The three agenda items of the 2022 G20 summit meeting are explicitly addressed by the UDA framework as follows:
(a) Global health architecture: After the pandemic, the global health architecture has become a major concern. Fresh water is the most critical element for human survival and also for human health. The efficient use and availability of the appropriate quality of freshwater is a major concern in many developing countries, especially in the tropical littoral region. Massive siltation causes freshwater systems to experience heavy sediment deposition and de-siltation will require an effective UDA. Sediment management is a major challenge, and significant acoustic capacity and capacity building are needed for water resource management. Online, real-time monitoring of freshwater quality will be an important first step for effective water quality management. Multiple freshwater quality parameters need to be monitored and also analyzed for the formulation of a long-term health policy.

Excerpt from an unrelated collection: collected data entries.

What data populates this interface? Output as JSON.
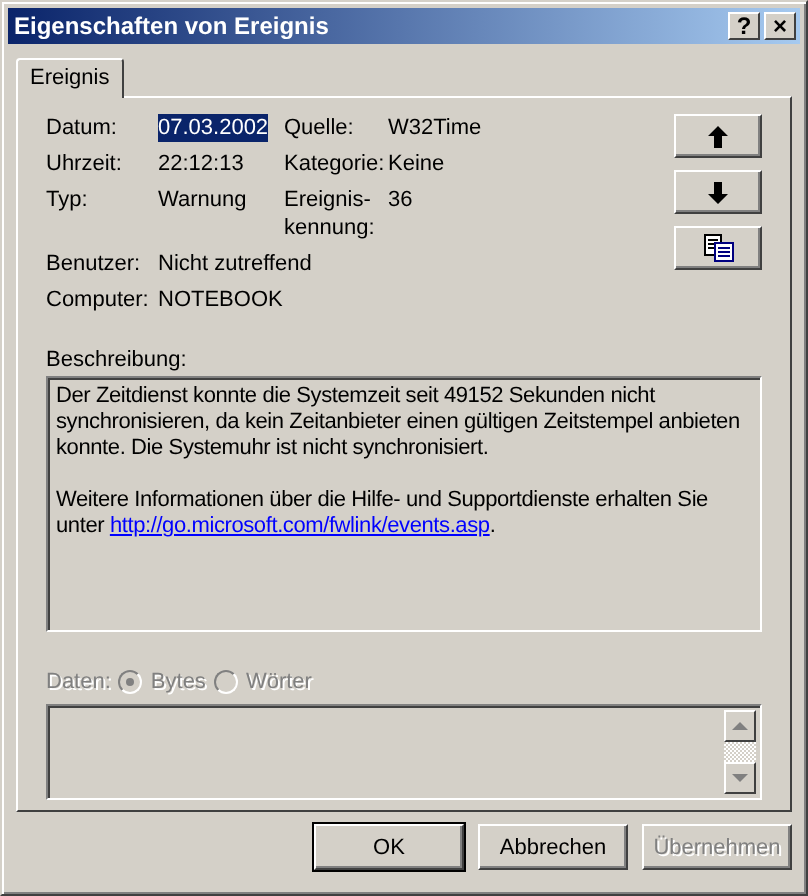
{
  "window": {
    "title": "Eigenschaften von Ereignis",
    "controls": [
      "?",
      "×"
    ]
  },
  "tabs": [
    {
      "label": "Ereignis",
      "selected": true
    }
  ],
  "fields": [
    [
      {
        "label": "Datum:",
        "value": "07.03.2002",
        "selected": true
      },
      {
        "label": "Quelle:",
        "value": "W32Time",
        "selected": false
      }
    ],
    [
      {
        "label": "Uhrzeit:",
        "value": "22:12:13",
        "selected": false
      },
      {
        "label": "Kategorie:",
        "value": "Keine",
        "selected": false
      }
    ],
    [
      {
        "label": "Typ:",
        "value": "Warnung",
        "selected": false
      },
      {
        "label": "Ereignis-kennung:",
        "value": "36",
        "selected": false
      }
    ],
    [
      {
        "label": "Benutzer:",
        "value": "Nicht zutreffend",
        "selected": false
      }
    ],
    [
      {
        "label": "Computer:",
        "value": "NOTEBOOK",
        "selected": false
      }
    ]
  ],
  "side_buttons": [
    {
      "kind": "up"
    },
    {
      "kind": "down"
    },
    {
      "kind": "copy"
    }
  ],
  "description": {
    "label": "Beschreibung:",
    "paragraphs": [
      {
        "text": "Der Zeitdienst konnte die Systemzeit seit 49152 Sekunden nicht synchronisieren, da kein Zeitanbieter einen gültigen Zeitstempel anbieten konnte. Die Systemuhr ist nicht synchronisiert."
      },
      {
        "text": "Weitere Informationen über die Hilfe- und Supportdienste erhalten Sie unter ",
        "link": "http://go.microsoft.com/fwlink/events.asp",
        "after": "."
      }
    ]
  },
  "data": {
    "label": "Daten:",
    "disabled": true,
    "options": [
      {
        "label": "Bytes",
        "selected": true
      },
      {
        "label": "Wörter",
        "selected": false
      }
    ]
  },
  "buttons": [
    {
      "label": "OK",
      "default": true,
      "disabled": false
    },
    {
      "label": "Abbrechen",
      "default": false,
      "disabled": false
    },
    {
      "label": "Übernehmen",
      "default": false,
      "disabled": true
    }
  ]
}
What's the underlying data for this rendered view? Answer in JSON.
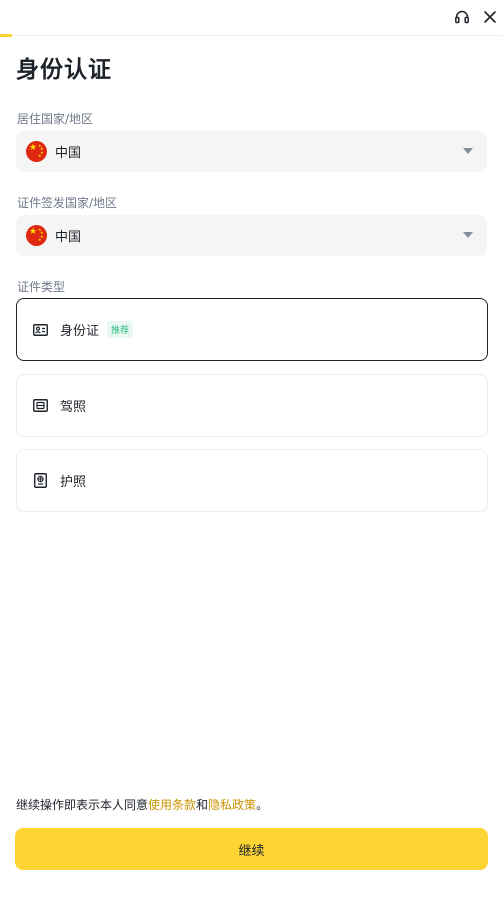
{
  "header": {
    "support_icon": "headset-icon",
    "close_icon": "close-icon",
    "progress_percent": 2
  },
  "page": {
    "title": "身份认证"
  },
  "residence": {
    "label": "居住国家/地区",
    "value": "中国",
    "flag_icon": "china-flag-icon"
  },
  "issuing": {
    "label": "证件签发国家/地区",
    "value": "中国",
    "flag_icon": "china-flag-icon"
  },
  "doc_type": {
    "label": "证件类型",
    "options": [
      {
        "label": "身份证",
        "badge": "推荐",
        "icon": "id-card-icon",
        "selected": true
      },
      {
        "label": "驾照",
        "icon": "driver-license-icon",
        "selected": false
      },
      {
        "label": "护照",
        "icon": "passport-icon",
        "selected": false
      }
    ]
  },
  "footer": {
    "agree_prefix": "继续操作即表示本人同意",
    "terms_link": "使用条款",
    "and": "和",
    "privacy_link": "隐私政策",
    "suffix": "。",
    "continue_label": "继续"
  },
  "colors": {
    "accent": "#fcd535",
    "link": "#c99400",
    "badge": "#2ebd85"
  }
}
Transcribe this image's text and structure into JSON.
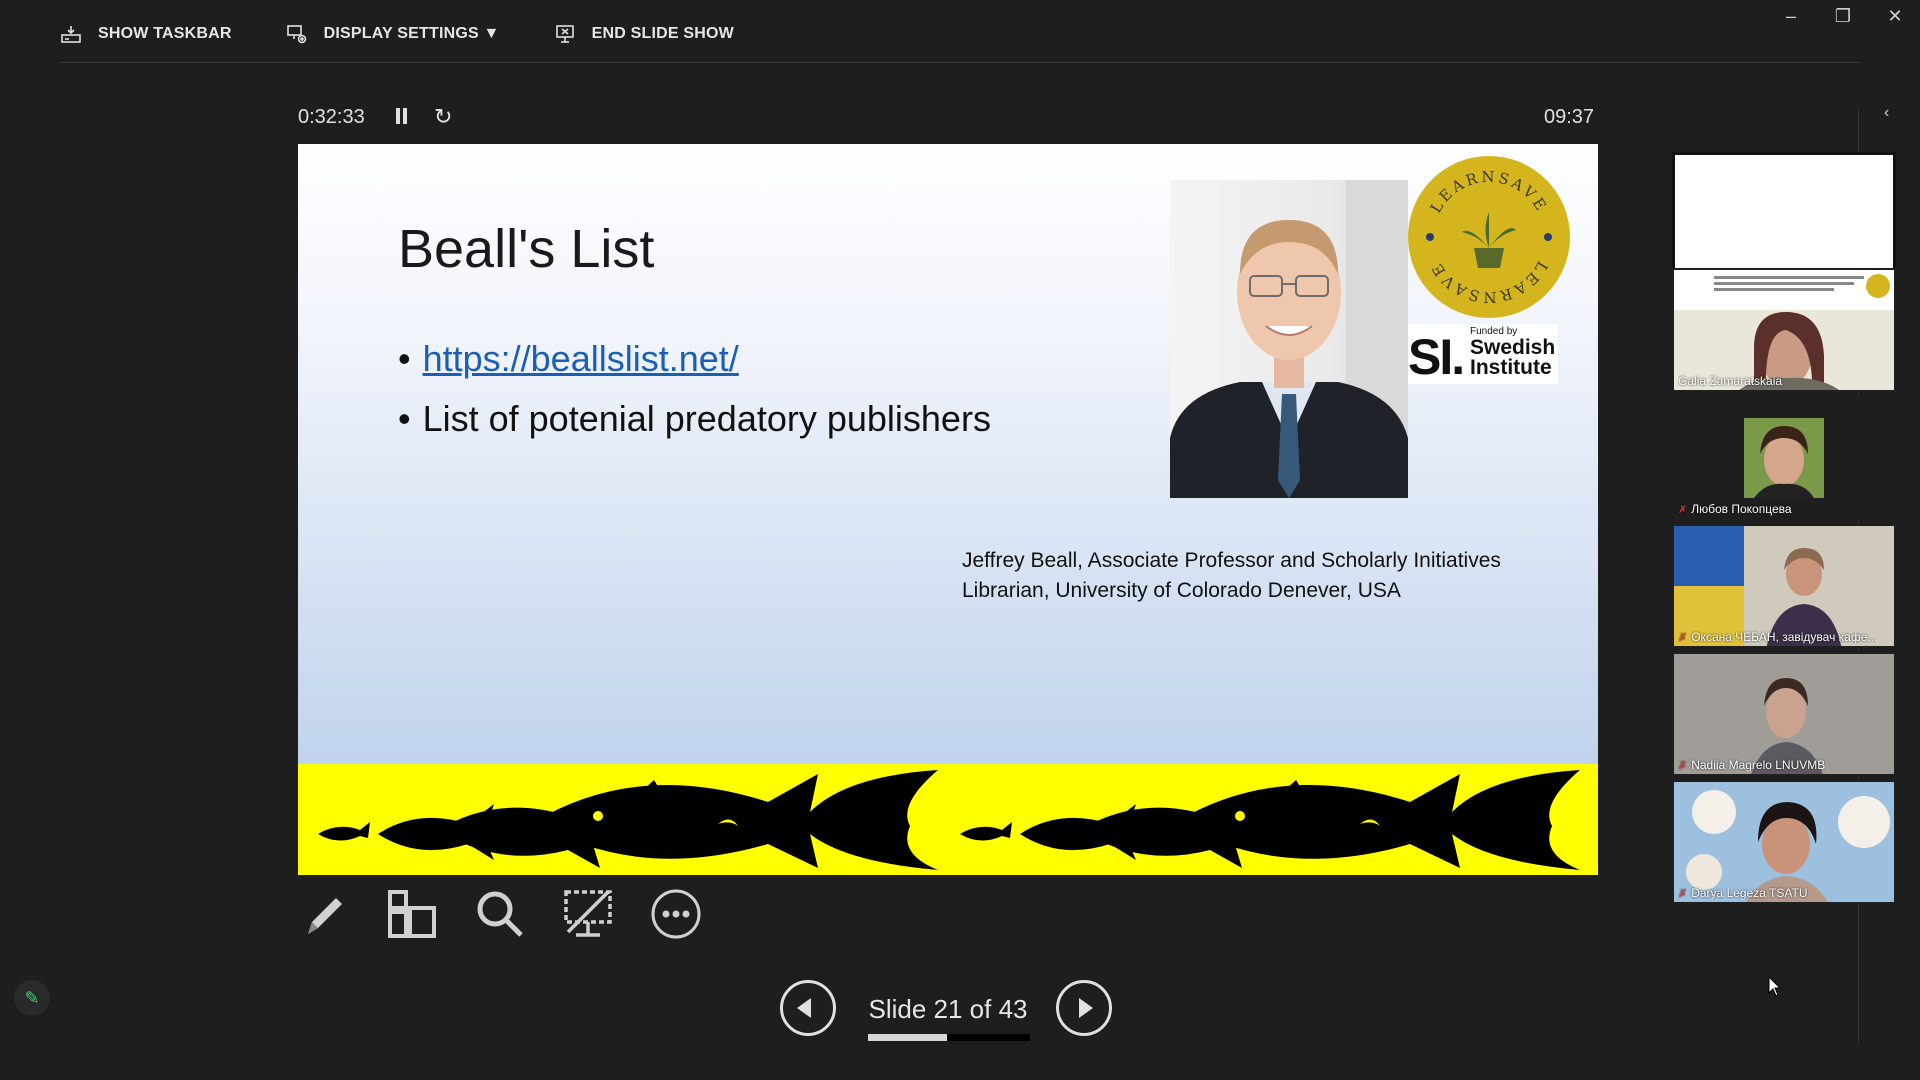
{
  "toolbar": {
    "show_taskbar": "SHOW TASKBAR",
    "display_settings": "DISPLAY SETTINGS ▼",
    "end_slide_show": "END SLIDE SHOW"
  },
  "timer": {
    "elapsed": "0:32:33",
    "clock": "09:37"
  },
  "slide": {
    "title": "Beall's List",
    "bullets": {
      "link": "https://beallslist.net/",
      "text": "List of potenial predatory publishers"
    },
    "caption_line1": "Jeffrey Beall, Associate Professor and Scholarly Initiatives",
    "caption_line2": "Librarian, University of Colorado Denever, USA",
    "logo_text": "LEARNSAVE",
    "si_mark": "SI.",
    "si_funded": "Funded by",
    "si_name_1": "Swedish",
    "si_name_2": "Institute"
  },
  "navigator": {
    "counter": "Slide 21 of 43",
    "progress_fraction": 0.4884
  },
  "participants": [
    {
      "name": "",
      "type": "blank"
    },
    {
      "name": "Galia Zamaratskaia",
      "muted": false
    },
    {
      "name": "Любов Покопцева",
      "muted": true
    },
    {
      "name": "Оксана ЧЕБАН, завідувач кафе...",
      "muted": true
    },
    {
      "name": "Nadiia Magrelo LNUVMB",
      "muted": true
    },
    {
      "name": "Darya Legeza TSATU",
      "muted": true
    }
  ],
  "colors": {
    "background": "#1e1e1e",
    "link": "#1a5fb4",
    "shark_band": "#ffff00",
    "logo_gold": "#d4b51e",
    "mute_red": "#e5383b"
  },
  "icons": {
    "show_taskbar": "taskbar-icon",
    "display_settings": "monitor-gear-icon",
    "end_slide_show": "end-show-icon",
    "pen": "pen-icon",
    "all_slides": "grid-icon",
    "zoom": "magnifier-icon",
    "black_screen": "black-screen-icon",
    "more": "more-icon"
  }
}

(b) Sustainable energy transition: energy needs are directly linked to the trajectory of economic growth. The submarine is a reservoir of energy, both conventional and unconventional alternative energy sources. Effective and efficient extraction of these resources will determine the sustainable transition. The UDA framework will be an important driver for these requirements. The IOR is a major hub for these resources and sustainable extraction will require massive acoustic capability and a focus on capacity building.
(c) Digital transformation: Digital transformation is the established path to improve the governance mechanism. This needs to be extended to the submarine realm, both in marine and freshwater systems. The UDA framework is well aligned to support digital transformation given its science and technology (S&T) orientation. Artificial intelligence (AI) and underwater robotics-based data analysis to realize the digital framework will be an optimal and nuanced way forward. The specialized acoustic signal processing required to overcome the local site-specific challenges of tropical nearshore waters will be critical. Experimental field validation of modeling and simulation to map tropical conditions will go a long way. The Digital Ocean structure will be a good start to achieve effective governance in the strategic Indo-Pacific space.
Indonesia is a maritime nation with a coastline of nearly one lakh km compared to India’s 7,500 km. Thus, a strategic push for effective maritime governance cannot be resisted by Indonesia. Today, India is in a very good position to play the leadership role, well aligned with its stated SAGAR vision to implement the UDA framework at IOR level or even across the entire Indo-Pacific strategic space. . The G20 could be an appropriate forum to advance the UDA framework for a safe, secure and sustainable growth model for all in the Indo-Pacific region. The recent meeting of G20 foreign ministers in Bali, Indonesia, highlighted security challenges and headwinds to growth and called for enhanced cooperation and synergy among member states.
India’s presidency at the G20 summit may consider introducing the UDA framework for comprehensive political and technological intervention, as well as acoustic capacity and capacity building. As noted earlier, it also addresses agenda items under the Indonesian presidency, but a more nuanced realization of the UDA framework will provide a more inclusive approach. The entire Indo-Pacific strategic space being included for the implementation of the UDA framework will enable all member states to enthusiastically participate.

Dr (Cdr) Arnab Das is the founder and director of the Maritime Research Center (MRC), Pune.